“My professor doesn’t respect my athletic commitments at all,” a student-athlete ranted to me during a study session sometime last week, referring to a specific incident in which her professor had responded with frustration when she informed him of an athletic conflict three days before a quiz. I remained sympathetic, but when another friend later revisited the conversation with me, she dismissed it entirely: “I mean, it’s not really fair for athletes to get special treatment anyways.”
The perception by non-athletes that athletes receive special treatment is a common one: the Princeton University Student-Athlete Handbook states: “Missed classes due to travel for University sanctioned competition are excused absences.” Meanwhile, under University guidelines for Academic Standing and Regulations that supposedly apply to non-athletes and athletes alike, “Students are expected to attend all scheduled course meetings and exercises and to be present promptly at the start of instruction, unless prevented from doing so by illness or another compelling cause.”
The concept of a University-sanctioned absence is often unique to the realm of athletics. I doubt the University would ever sanction student activism such as 7x9, the 23-hour performance art protest held by Students for Prison Education and Reform (although arguably because that’s the nature of protest). A friend of mine, a youth delegate at this year’s United Nations Climate Change Conference in Paris (where an international agreement on lowering carbon emissions will likely be reached), was denied University-sanctioned approval to attend the conference and was thus required to request individual permission from each of her professors. Although this is not necessarily true for all cases of absence due to non-athletic commitments, non-athletes may take these examples as opportunities to decry University protection of student-athletes, feeling that the student-athlete is an insufficient representation of the interests or aspirations of the student body. They may question how the University can justify the protection of athletes when it does not always recognize in the same way the important commitments of non-athletes.
My case is not to argue that Princeton athletics are unimportant or that athletes should be left to confront demanding practice and competition schedules without supportive academic policy — Princeton University, as a member of the Ivy League, has its roots in the athletic tradition (whether or not some believe that to be an archaism). Instead, I seek to question why there might exist such a tension between non-athletes and their varsity counterparts. The problem of having a perceivably slanted academic policy arises when the justification for that policy is insufficient. A gross dissonance exists between academic support for athletes and the lack of actual promotion of athletic events, a lack of the spirit of the game on this campus. Non-athletes need to be convinced that the athletic tradition still matters and that thus, academic policy supporting it is a necessary institution, and it is not the duty of non-athletes to exercise that persuasion on themselves.

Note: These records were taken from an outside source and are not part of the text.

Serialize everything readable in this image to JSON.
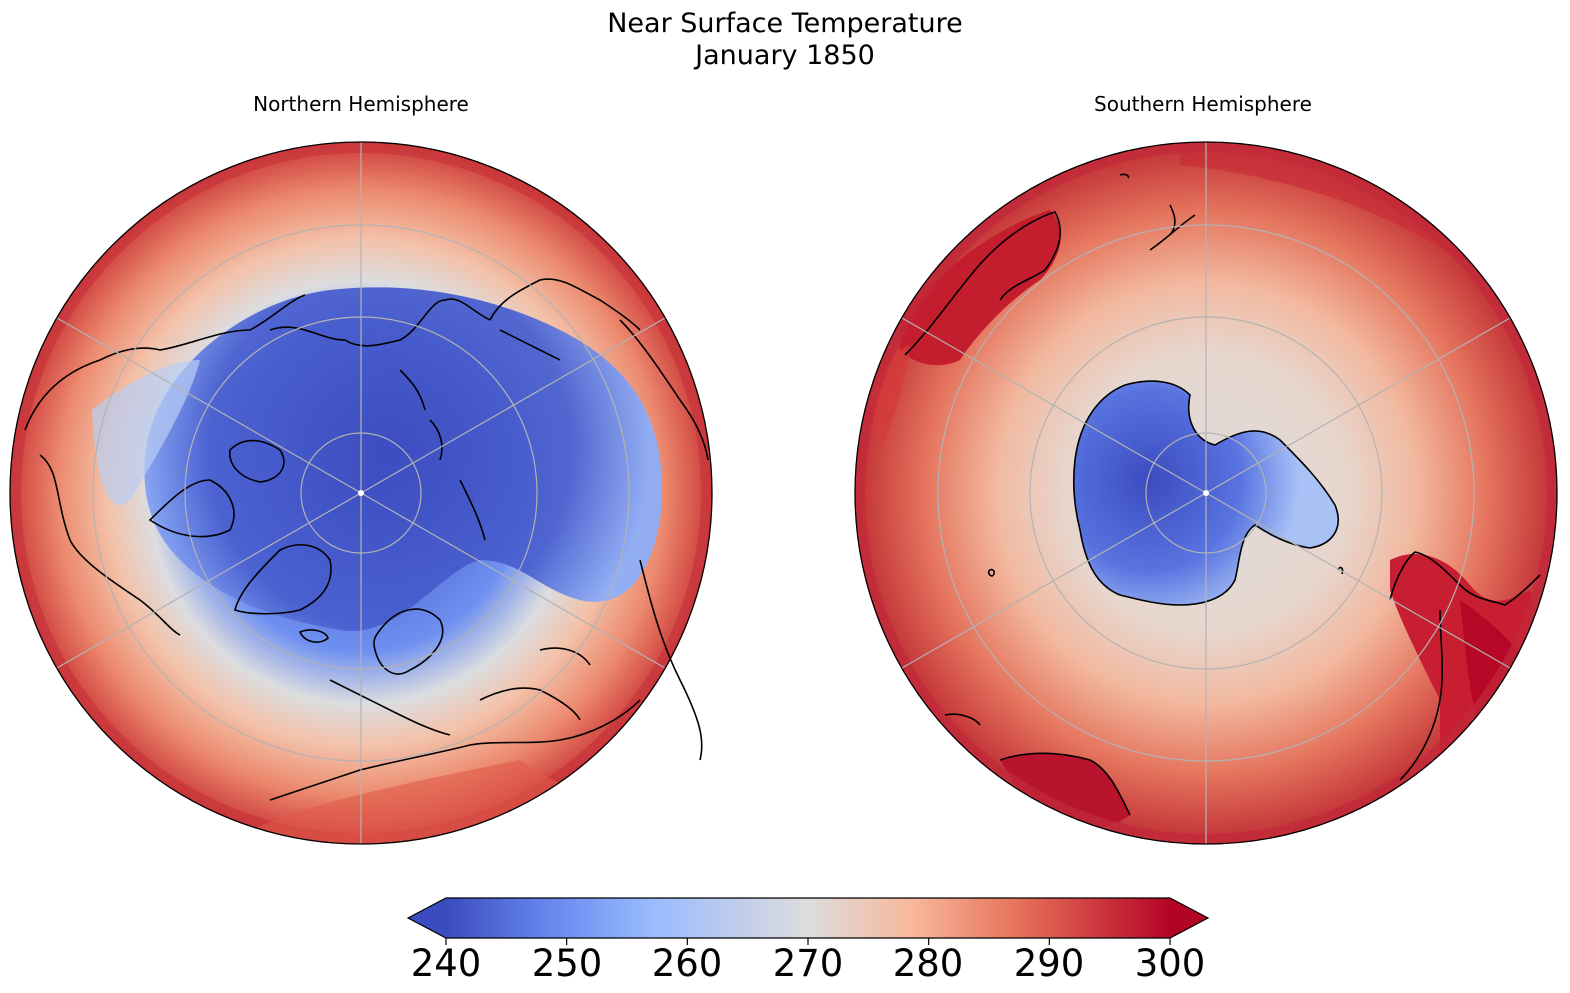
{
  "title": {
    "line1": "Near Surface Temperature",
    "line2": "January 1850"
  },
  "panels": [
    {
      "title": "Northern Hemisphere",
      "pole": "north"
    },
    {
      "title": "Southern Hemisphere",
      "pole": "south"
    }
  ],
  "colorbar": {
    "colormap": "coolwarm",
    "min": 240,
    "max": 300,
    "extend": "both",
    "ticks": [
      "240",
      "250",
      "260",
      "270",
      "280",
      "290",
      "300"
    ],
    "colors": [
      "#3b4cc0",
      "#6788ee",
      "#9abbff",
      "#c9d7f0",
      "#edd1c2",
      "#f7a889",
      "#e26952",
      "#b40426"
    ]
  }
}
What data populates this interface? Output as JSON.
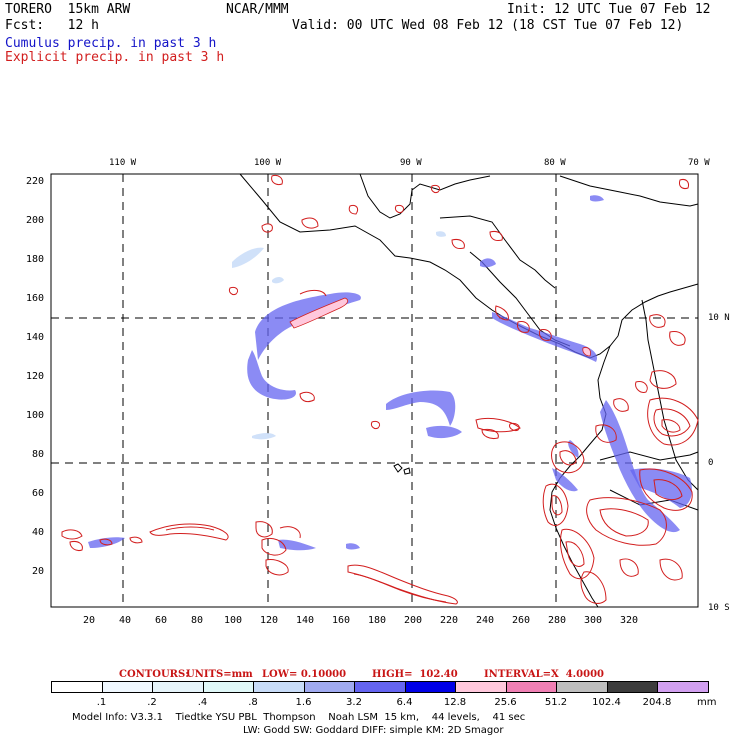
{
  "header": {
    "model": "TORERO  15km ARW",
    "org": "NCAR/MMM",
    "init": "Init: 12 UTC Tue 07 Feb 12",
    "fcst": "Fcst:   12 h",
    "valid": "Valid: 00 UTC Wed 08 Feb 12 (18 CST Tue 07 Feb 12)",
    "cumulus_label": "Cumulus precip. in past 3 h",
    "explicit_label": "Explicit precip. in past 3 h"
  },
  "colors": {
    "cumulus": "#1414c8",
    "explicit": "#d21e1e",
    "coast": "#000000"
  },
  "map": {
    "lon_labels": [
      "110 W",
      "100 W",
      "90 W",
      "80 W",
      "70 W"
    ],
    "lat_labels": [
      "10 N",
      "0",
      "10 S"
    ],
    "y_ticks": [
      "220",
      "200",
      "180",
      "160",
      "140",
      "120",
      "100",
      "80",
      "60",
      "40",
      "20"
    ],
    "x_ticks": [
      "20",
      "40",
      "60",
      "80",
      "100",
      "120",
      "140",
      "160",
      "180",
      "200",
      "220",
      "240",
      "260",
      "280",
      "300",
      "320"
    ]
  },
  "contours": {
    "label": "CONTOURS:",
    "units": "UNITS=mm",
    "low": "LOW= 0.10000",
    "high": "HIGH=  102.40",
    "interval": "INTERVAL=X  4.0000"
  },
  "legend": {
    "values": [
      ".1",
      ".2",
      ".4",
      ".8",
      "1.6",
      "3.2",
      "6.4",
      "12.8",
      "25.6",
      "51.2",
      "102.4",
      "204.8"
    ],
    "unit": "mm",
    "colors": [
      "#ffffff",
      "#f0f8ff",
      "#e6f4fa",
      "#e0f8f8",
      "#c8dcf8",
      "#a0aaf0",
      "#6464f0",
      "#0000e6",
      "#ffc8dc",
      "#f080b4",
      "#bebebe",
      "#3c3c3c",
      "#d2a0f0"
    ]
  },
  "footer": {
    "line1": "Model Info: V3.3.1    Tiedtke YSU PBL  Thompson    Noah LSM  15 km,    44 levels,    41 sec",
    "line2": "LW: Godd SW: Goddard DIFF: simple KM: 2D Smagor"
  }
}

Some may argue that this is the nature of Princeton — that non-athletes, consumed by their own academic priorities and personal extracurricular commitments, are predisposed to remain unconcerned with respect to traditions of football games, basketball tournaments, tennis matches and the like, and that advertising athletic events to non-athletes will fall on deaf ears. Although this description may apply to some, it is a wrongful generalization. Students here are motivated to be passionate individuals with gritty fighting spirit (at least, that’s what being surrounded by perspicacious minds and drowned in work should ideally do to us), so why can’t our passions be directed towards fostering support for the national champions and record-breakers among us whose successes are capable of representing an integral part of the greatness of our student body?
The real apathy towards athletics here is hugely a factor of tension between an academic policy that supports athletes and an administrative attitude that almost dismisses them as a minority presence and as an archaism that falsely preserves some historical tradition. Between 2014 and 2015, the University only expended 2 percent of its total operating budget on athletics. While non-athletes breathe a sigh of relief, the nostalgia for the athletic tradition sputters out its last dying breath. Non-athletes thus may be forced into a state of confusion as to why their fellow student-athletes receive benefits, such as excused absences for University-sanctioned competitions, that devotees to other extracurricular activities do not, especially if the University limits its financial and celebratory support of athletics.
An argument for greater financial support for athletics might be a source of contention among many, but that does not mean the athletic tradition is destined for a fate of extinction. If the University cannot take a step towards increasing support for athletics, then it is up to athletes to remedy the tension between academic policy supporting athletes and the dearth of community support for athletics. Just as dance companies and a capella groups on campus gain greater popularity and solidarity through self-promotion, teams could garner support for the athletic tradition by sending out more information about upcoming athletic events to the general student body. Whether or not such efforts actually prove fruitful in attracting non-athletic crowds, I think the general sentiment is the same: I’d at least like to know about the game before I decide whether or not I care enough to go see it.